The history of Mississippi is as long as the state’s name. This beautiful land is frequently plagued with flooding because of the gorgeous river it is named after. Right now, the state is suffering from bad flooding rivaling the Great Flood of 1927. However, Mississippi is a state that gets back on its feet. Because of that, we wanted to share some great spots for you to visit once the state dries out again.
There are many fantastic museums and parks to visit. But, as always, we want to look at some places that are slightly off the beaten path.
Our first stop is Ship Island. Although this spot can be found in many, many guidebooks, it’s literally off the path.
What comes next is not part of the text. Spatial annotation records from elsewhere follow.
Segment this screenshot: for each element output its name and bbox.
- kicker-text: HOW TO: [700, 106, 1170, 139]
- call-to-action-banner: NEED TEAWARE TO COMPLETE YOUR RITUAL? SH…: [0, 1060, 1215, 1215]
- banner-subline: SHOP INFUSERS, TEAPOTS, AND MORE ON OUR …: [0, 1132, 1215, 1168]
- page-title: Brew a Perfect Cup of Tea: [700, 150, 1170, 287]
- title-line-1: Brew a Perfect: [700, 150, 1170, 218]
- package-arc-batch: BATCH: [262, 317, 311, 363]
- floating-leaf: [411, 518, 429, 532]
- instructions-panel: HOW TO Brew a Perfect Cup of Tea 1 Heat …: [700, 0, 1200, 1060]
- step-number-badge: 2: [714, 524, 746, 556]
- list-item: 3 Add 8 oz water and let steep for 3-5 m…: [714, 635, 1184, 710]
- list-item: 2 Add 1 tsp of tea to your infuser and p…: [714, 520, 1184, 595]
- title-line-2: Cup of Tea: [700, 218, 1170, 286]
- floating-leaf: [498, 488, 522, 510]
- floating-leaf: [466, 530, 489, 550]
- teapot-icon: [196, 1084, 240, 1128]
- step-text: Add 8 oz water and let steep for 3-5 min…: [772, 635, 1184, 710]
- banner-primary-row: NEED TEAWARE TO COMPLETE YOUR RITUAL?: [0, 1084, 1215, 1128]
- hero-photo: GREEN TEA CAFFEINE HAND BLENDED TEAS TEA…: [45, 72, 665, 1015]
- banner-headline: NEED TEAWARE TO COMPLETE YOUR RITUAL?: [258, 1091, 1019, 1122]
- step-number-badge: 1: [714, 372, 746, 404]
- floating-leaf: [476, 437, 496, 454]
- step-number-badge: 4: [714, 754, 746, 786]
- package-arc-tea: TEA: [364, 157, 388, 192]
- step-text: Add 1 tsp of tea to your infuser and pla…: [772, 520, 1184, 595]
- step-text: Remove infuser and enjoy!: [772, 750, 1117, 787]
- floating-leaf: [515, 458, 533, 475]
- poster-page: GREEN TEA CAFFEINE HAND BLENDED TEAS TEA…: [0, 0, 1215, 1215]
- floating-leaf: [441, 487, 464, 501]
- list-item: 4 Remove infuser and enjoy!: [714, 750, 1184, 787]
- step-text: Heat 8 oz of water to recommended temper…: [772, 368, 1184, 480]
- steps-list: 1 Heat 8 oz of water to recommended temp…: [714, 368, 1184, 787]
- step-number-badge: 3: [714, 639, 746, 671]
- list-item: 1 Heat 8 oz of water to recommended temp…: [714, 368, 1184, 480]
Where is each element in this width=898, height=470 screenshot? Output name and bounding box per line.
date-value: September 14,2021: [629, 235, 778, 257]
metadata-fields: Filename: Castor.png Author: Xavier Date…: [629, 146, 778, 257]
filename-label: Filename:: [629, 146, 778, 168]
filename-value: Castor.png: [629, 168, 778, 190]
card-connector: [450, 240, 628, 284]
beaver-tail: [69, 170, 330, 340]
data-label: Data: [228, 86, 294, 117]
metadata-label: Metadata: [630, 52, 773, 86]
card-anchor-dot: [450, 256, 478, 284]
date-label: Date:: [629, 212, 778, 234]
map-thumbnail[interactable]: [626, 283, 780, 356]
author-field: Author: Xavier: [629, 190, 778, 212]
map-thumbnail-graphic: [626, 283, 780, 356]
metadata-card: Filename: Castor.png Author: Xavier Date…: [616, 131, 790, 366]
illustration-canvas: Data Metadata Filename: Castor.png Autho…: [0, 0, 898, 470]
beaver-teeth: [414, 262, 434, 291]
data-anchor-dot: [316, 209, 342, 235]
After an hourlong ferry ride, you will reach a gorgeous uninhabited island with little more than an old fort, a snack bar, showers, bathrooms and chairs and umbrella to rent. Reviewers urge people to bring sunscreen and say the walk from the ferry to the beach is quite a distance, so be prepared for that. If you are a fan of dolphins, you might see them on the ferry or even from the boardwalk along with stingrays. That alone may be worth the trip! The fort has guided tours for history buffs, led by knowledgeable park rangers. Get ferry tickets here.
Thinking of Elvis, our minds immediately turn to Graceland in Memphis, Tennessee. But he didn’t spend his whole life there. He was born in Tupelo, Mississippi, in a house that would be reposed by the bank only a couple of years later. Now, restored to the state it was when the musician was born, this is a site any music lover should visit. This historic site also contains a small museum along with the church he attended and an events center. The church was moved to be on the same location as the house. It was the first place he heard gospel music. His family left the town when he was thirteen, but he didn’t forget his childhood home, visiting for benefit concerts to help the town raise money. Big Elvis fans will love sitting on the porch swing outside this two-bedroom house. While the grounds are always open, the buildings are only available to tour Monday through Saturday 9-5 and Sunday 1-5. Learn more at the official site.
If you are looking to step further back in time, past Elvis’ birth, go to the Simmons-Wright Company Store. The general store still looks and operates as it did in the late 1800s. Although, you can no longer pay your bill in cotton. It operated back in the days when, if your cotton couldn’t cover the price of your purchase, it went on your tab. This large, one room store feature knick-knacks, food, farming equipment and more. It is dimly lit by exposed bulbs hanging from the ceiling. One noticeable change is the attached café, designed to evoke the era. Learn more about the store at its official site.
If Elvis isn’t your favorite musician, maybe a banjo-playing frog is more your speed. If so, take a trip to Leland, Jim Henson’s hometown. There you will find a museum dedicated to Jim and Kermit. The museum is small, located inside the two-room Chamber of Commerce. But it’s stuffed with Muppets and memorabilia. It was in this town that Jim Henson met his friend, and Kermit’s namesake, Kermit Scott. The original Kermit Muppet was given to the museum by Jim Henson’s wife, Jane. The museum is free for visitors. There is a play area for kids and a giant Kermit for photo ops. Learn more about the small museum here.
This untamed estate is where William Faulkner wrote many of his Southern Gothic masterpieces. The grounds have not fallen into their current overgrown state. In fact, they’re more tamed now than they were then. In his life, he kept them wild. His wife wanted to have the land manicured, but he said, “Only new money would ruin a garden like that.” Instead, he referred to it as his, “postage stamp of native soil… [where] the past is never dead. It isn’t even the past.” The house now belongs to the Univ. of Mississippi. Visitors can tour the home and see the outline for A Fable, written on the wall of his office. The house is furnished with time appropriate furniture and some of the family’s personal possessions. The tour is self-guided, and the house is open dawn ’til dusk, which seems very appropriate. After all, a sunny day might break the spell of seeing it how Faulkner saw it. Though the tour is self-guided, people are on hand to answer your questions. And, being self-guided, you can take it at your own pace to experience the place a soak it all in!
Those are our out of the way picks for a trip to Mississippi, where will you be heading?